Part of me in angered that the airlines charge you to check bags, mainly because it causes people to opt for carry-on and everyone is fucking angleshooter and brings three or more bags. But part of me thinks it's a good idea to penalize passengers for taking a shotload of luggage and overpacking. That's sort of a byproduct of an overzelaous consumer society -- that people brings tons of material items with them on the road. Hey, if you're afraid to fly and need a lucky pillow to calm you down, then so be it. If you have kids with you and need toys and trinkets to keep them sane and quiet, then that's OK. But if you're bringing a dozen outfits for a weekend in Vegas and clogging up the overhead space, then that fucker should pay dearly for being a materialistic vapid moron who only cares about how the look in public.
But hey, I'm the guy who always goes carry-on. I actually mailed a box of some "autumn clothes" and some books to NYC ahead of time so I wouldn't have to worry about bringing a bigger bag. I dig the fact that I can fit several weeks of clothes in a regular sized book bag, and anything else fits into my laptop bag. I'm a huge proponent of carry-on. Just like the character in Up In the Air said -- you save an average of 20 minutes by NOT checking bags. When you travel as much as I do, that can add up to almost a full day of extra time, and these days, time is so fucking valuable and it seems as though I never have any.
The last time I checked a bag domestically -- it got lost. The last time I was forced to check a bag on an international flight (it was a puddle jumper in Costa Rica), I got robbed.

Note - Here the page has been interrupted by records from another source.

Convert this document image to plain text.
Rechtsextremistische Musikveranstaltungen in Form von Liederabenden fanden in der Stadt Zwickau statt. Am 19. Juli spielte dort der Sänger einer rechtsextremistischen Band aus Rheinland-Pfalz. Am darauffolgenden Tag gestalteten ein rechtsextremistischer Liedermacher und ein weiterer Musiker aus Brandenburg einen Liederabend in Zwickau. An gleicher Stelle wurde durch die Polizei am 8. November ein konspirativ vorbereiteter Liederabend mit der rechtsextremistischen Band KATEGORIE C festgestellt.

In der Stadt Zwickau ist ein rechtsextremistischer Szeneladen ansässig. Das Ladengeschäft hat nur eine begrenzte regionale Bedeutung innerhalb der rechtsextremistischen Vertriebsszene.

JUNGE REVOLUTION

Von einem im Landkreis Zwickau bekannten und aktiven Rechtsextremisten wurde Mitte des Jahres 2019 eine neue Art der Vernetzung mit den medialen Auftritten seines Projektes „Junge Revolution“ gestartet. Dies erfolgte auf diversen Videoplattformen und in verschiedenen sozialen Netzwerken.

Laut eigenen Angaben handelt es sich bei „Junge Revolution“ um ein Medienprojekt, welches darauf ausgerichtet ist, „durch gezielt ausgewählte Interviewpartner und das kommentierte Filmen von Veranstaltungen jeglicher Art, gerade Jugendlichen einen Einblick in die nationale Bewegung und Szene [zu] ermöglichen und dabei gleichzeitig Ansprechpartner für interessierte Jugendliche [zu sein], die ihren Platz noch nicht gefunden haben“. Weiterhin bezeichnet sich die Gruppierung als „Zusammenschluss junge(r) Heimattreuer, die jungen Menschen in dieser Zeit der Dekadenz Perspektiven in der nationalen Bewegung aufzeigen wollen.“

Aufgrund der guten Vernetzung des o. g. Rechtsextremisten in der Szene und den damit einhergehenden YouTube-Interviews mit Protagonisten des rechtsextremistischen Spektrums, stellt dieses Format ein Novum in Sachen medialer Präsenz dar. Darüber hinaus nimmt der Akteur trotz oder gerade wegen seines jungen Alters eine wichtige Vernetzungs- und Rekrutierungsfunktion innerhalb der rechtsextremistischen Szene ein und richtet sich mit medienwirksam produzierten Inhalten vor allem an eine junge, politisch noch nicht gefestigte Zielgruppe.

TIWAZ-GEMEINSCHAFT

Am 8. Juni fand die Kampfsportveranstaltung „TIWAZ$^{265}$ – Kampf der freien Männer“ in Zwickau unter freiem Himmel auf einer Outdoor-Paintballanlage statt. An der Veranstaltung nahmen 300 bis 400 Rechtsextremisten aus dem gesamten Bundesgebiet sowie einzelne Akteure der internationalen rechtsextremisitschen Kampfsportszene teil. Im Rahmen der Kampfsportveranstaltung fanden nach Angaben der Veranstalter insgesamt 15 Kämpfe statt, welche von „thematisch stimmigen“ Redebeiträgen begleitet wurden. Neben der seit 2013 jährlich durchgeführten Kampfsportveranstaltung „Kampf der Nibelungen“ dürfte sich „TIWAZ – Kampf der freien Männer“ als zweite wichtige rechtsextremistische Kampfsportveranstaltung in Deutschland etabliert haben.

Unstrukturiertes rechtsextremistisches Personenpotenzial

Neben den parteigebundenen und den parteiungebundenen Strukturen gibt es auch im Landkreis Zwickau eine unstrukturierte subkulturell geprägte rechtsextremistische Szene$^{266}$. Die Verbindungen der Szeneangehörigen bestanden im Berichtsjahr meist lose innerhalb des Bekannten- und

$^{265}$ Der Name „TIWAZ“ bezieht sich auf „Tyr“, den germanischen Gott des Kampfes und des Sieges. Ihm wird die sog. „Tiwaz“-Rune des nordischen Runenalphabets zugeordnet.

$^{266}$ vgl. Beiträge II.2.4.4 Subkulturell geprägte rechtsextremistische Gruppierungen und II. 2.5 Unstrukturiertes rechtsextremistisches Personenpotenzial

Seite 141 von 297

So, it goes without saying that I'm a minimalist in life and only carry with me what I need. Being an experienced travels has its advantages especially having no fear leaving behind an item that has less than a 10% chance that I'd actually need.
My travels will take to me Colorado, South Carolina, NYC, Atlantic City, and several stops in New England including Providence, Amherst MA, and Manchester NH. Oh, and I almost forgot about Vegas, but that's the "work" portion of the journey so I'm putting that out of mind and trying to focus solely on the "play" part of this trip.
Two friends of mine have been struggling with health issues, which is vexing because I can't do a single thing to make them better and it's frustrating when you're powerless in those matters and see you're friends -- in pain. They know that they inspire me and the thought of their daily fight is something that gives me something to remind me that life is incredibly short and that most of the time you're doing a lot better in life than you think. So much of our society is designed to make you feel like shit, or feel inferior, so it's easier to fall into the "woe is me" category than grab life by it's underwear's waistband and give it a fucking atomic wedgie.
I'm sure that my recent creative ourburst had something to do with the powerless feeling about being unable to make my friends feel better, which is also why I'm ready to have a real good time and enjoy being in the moment over the next few weeks with people and friends that I don't get to see as much as I'd like.
I'm on the road... again. Sometimes I wonder if this is where I really belong.